I think it’s about average that I start a post asking myself what I am doing here right now. I don’t know why I’m skeptical with myself like that. If it’s about justifying or if it’s about just checking in– why now. I’m not sure what’s been going on with me or why. That’s uncomfortable. I have a small medical issue that has me feeling not my best, that’s a vulnerability. I missed therapy due to no fault of my own for the last two weeks– lack of contact with my therapist tends to bring me here so try and sort myself out. I’ve been talking to a man who is interested in me– that’s a huge– well, it’s like pressure on me and I’m terrified, even though he lives a long way away so I am safe. Combination of threat and attraction. I dreampt I was intimate with a Nazi and I only liked him, only enjoyed because I knew he was a threat to my life. That feels dangerous. I think I really needed to write that out. And the medical issue is with a sensitve area, so that’s hard, though the doctor couldn’t be kinder and I couldn’t feel more comfortable with him. I’m wondering if I’m allowed to write this stuff here. Rationally, I don’t see why not. Emotionally, it’s all highly charged for me, so maybe it’s highly charged for others.
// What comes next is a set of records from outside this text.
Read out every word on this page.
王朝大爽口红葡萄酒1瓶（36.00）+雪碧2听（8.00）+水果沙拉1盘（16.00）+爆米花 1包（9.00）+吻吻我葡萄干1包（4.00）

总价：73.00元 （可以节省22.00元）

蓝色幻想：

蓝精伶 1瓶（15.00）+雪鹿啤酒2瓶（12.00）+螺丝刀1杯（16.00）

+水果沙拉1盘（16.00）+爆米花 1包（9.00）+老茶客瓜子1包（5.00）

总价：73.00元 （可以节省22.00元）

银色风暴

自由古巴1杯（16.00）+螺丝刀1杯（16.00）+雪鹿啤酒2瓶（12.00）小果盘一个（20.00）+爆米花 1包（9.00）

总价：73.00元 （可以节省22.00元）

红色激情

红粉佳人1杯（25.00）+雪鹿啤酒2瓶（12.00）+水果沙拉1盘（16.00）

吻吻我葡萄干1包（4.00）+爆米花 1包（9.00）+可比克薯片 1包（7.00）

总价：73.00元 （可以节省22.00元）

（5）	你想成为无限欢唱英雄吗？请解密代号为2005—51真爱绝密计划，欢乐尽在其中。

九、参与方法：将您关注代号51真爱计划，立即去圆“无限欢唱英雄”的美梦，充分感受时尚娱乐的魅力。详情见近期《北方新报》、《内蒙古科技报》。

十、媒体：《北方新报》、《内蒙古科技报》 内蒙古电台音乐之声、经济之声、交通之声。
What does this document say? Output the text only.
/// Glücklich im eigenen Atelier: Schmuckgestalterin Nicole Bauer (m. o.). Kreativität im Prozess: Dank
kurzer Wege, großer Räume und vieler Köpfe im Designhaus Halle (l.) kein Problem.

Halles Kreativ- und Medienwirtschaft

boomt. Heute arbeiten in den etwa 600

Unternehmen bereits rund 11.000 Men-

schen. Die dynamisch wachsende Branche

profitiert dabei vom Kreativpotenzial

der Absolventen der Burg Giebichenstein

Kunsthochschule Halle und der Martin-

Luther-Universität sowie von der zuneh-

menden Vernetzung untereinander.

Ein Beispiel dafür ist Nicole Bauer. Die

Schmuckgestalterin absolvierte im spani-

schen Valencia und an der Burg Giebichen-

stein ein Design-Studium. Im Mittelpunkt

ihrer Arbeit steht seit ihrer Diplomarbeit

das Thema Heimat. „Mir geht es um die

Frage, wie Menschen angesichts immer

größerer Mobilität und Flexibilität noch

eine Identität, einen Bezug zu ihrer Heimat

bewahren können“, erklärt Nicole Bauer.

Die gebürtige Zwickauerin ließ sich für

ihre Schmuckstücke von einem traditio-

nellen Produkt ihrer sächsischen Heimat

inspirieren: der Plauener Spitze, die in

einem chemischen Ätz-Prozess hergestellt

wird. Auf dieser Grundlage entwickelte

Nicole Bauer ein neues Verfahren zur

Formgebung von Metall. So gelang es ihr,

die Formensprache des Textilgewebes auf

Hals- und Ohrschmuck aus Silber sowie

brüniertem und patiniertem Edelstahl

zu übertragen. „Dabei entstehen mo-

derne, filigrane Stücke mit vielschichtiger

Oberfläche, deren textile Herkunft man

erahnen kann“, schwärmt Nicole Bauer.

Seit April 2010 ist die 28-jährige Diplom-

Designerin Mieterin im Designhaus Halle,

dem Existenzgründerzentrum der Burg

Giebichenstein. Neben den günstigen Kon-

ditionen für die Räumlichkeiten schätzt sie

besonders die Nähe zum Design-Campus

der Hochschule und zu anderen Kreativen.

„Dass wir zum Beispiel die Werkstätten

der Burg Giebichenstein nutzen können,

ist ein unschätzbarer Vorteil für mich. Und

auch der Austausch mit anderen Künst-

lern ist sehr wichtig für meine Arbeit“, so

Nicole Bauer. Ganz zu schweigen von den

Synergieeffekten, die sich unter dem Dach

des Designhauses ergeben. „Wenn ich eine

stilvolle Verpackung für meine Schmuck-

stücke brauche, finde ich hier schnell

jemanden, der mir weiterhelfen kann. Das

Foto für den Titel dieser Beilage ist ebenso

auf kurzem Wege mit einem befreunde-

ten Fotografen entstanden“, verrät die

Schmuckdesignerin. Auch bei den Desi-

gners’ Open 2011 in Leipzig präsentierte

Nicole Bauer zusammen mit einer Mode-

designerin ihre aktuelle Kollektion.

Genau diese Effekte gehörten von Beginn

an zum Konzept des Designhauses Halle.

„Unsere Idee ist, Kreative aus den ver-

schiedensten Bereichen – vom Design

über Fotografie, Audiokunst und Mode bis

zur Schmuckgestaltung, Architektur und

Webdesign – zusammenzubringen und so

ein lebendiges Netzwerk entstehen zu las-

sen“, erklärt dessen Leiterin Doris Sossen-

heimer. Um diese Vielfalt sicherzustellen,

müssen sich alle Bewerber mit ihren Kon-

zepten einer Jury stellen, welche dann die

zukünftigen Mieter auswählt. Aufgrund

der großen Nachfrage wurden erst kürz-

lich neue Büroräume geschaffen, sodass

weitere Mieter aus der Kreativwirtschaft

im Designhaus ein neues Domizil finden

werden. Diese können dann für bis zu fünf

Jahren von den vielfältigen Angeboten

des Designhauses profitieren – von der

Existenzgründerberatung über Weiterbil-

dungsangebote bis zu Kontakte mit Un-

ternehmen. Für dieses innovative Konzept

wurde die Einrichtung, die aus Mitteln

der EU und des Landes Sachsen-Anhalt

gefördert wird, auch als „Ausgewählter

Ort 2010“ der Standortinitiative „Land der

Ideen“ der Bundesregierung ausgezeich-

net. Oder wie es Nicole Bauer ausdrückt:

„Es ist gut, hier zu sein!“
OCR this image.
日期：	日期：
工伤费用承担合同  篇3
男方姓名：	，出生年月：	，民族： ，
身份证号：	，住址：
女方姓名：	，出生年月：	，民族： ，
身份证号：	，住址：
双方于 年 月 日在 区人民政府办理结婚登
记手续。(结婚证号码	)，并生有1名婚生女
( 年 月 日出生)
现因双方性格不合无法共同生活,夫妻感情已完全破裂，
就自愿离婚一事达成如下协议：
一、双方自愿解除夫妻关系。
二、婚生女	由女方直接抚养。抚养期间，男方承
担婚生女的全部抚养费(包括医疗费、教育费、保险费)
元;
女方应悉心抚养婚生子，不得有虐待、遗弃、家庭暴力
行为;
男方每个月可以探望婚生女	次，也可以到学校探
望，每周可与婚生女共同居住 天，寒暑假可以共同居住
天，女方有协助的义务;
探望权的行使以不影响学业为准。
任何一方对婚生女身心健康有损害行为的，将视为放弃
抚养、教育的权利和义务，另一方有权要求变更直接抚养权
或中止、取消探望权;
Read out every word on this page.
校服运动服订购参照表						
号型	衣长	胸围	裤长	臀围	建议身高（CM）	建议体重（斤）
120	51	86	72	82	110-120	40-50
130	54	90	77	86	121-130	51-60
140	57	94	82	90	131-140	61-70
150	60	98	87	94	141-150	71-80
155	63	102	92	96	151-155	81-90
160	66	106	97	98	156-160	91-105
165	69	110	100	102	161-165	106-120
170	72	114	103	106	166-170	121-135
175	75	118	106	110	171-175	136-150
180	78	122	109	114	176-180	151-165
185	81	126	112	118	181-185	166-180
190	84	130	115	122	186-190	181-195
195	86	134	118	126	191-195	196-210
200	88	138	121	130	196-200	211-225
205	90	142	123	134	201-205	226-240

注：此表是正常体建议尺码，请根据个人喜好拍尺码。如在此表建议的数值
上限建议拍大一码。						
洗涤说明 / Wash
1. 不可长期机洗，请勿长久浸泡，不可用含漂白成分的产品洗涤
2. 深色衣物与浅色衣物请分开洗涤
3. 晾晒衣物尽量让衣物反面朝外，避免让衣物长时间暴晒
Maybe bothersome. I’m really doing my best.
So, things have been very uneven. I took on a number of the unfinished projects of my friend who passed away recently. It’s hard to finish them. She seems more gone, but I feel like I honored her by doing her work.
I’m just finding emotional life hard. I want to be steady and even. Last night when I was telling myself that everything was falling apart, it didn’t take long for me to correct that thought- to be able to recall better times and project more than steady decline. That’s health, as simple as that sounds it’s an accomplishment. It’s an accomplishment that I can cope. That I can keep functioning when conditions are less than ideal- my routine is off. My emotions got hysterical at best buy this weekend. I’ve never seen behavoir like that from me before. Holding back tears, arguing with the customer service people. They are a big corporation, a power that I cannot control. Frustration is a difficult emotion. I think their advertising was decptive and I wasted tons of time going on what they said. Then I just had a melt down. I don’t know the person who does that. And I don’t know why that happened. I know that it took so much out of me that the next day I had to tell myself that I needed to act like I was sick. That I had to stop and just nurture myself because everything felt totally overwhelming.
I don’t really feel overwhelmed now. I just feel not right. And I feel little scared of being me. I feel scared of how uneven I have felt. But the truth is that I’m pretty good at making it through stuff these days. I can manage. If I stay present and just handle things, that seems best- better than letting myself feel scared. And I’m confused because here that idea of just being present and staying out of the secondary fear sounds that same as pushing the secondary fear away, which I know is not a good idea. And it is really there. I don’t know what to do about it, or for it. Maybe stuff about building competancy will make me feel stronger- I guess that’s it. I’m not feeling strong. I have taxes/bookkeeping to work on- ding that makes me feel competent once I get it done. But it’s hard to do when I’m not calm.
I think that often when I come here, I come here to write myself into having a plan. I know that tv will make me feel bad. I know that I should probably eat more, bu I have no appetite. I think it was very disappointing for me to have such a hard time this weekend and in the mornings this week before I get to work- work is fine as long as I’m not in too much pain. But left to my own devices, I’ve been very good that last few months. I remember getting worried about weekends and how I would cope. But I’d forgotten that that was the case for a while, and now it’s the case again and I wasn’t planning on that coming back.
I need to organize more support for myself and I don’t know how.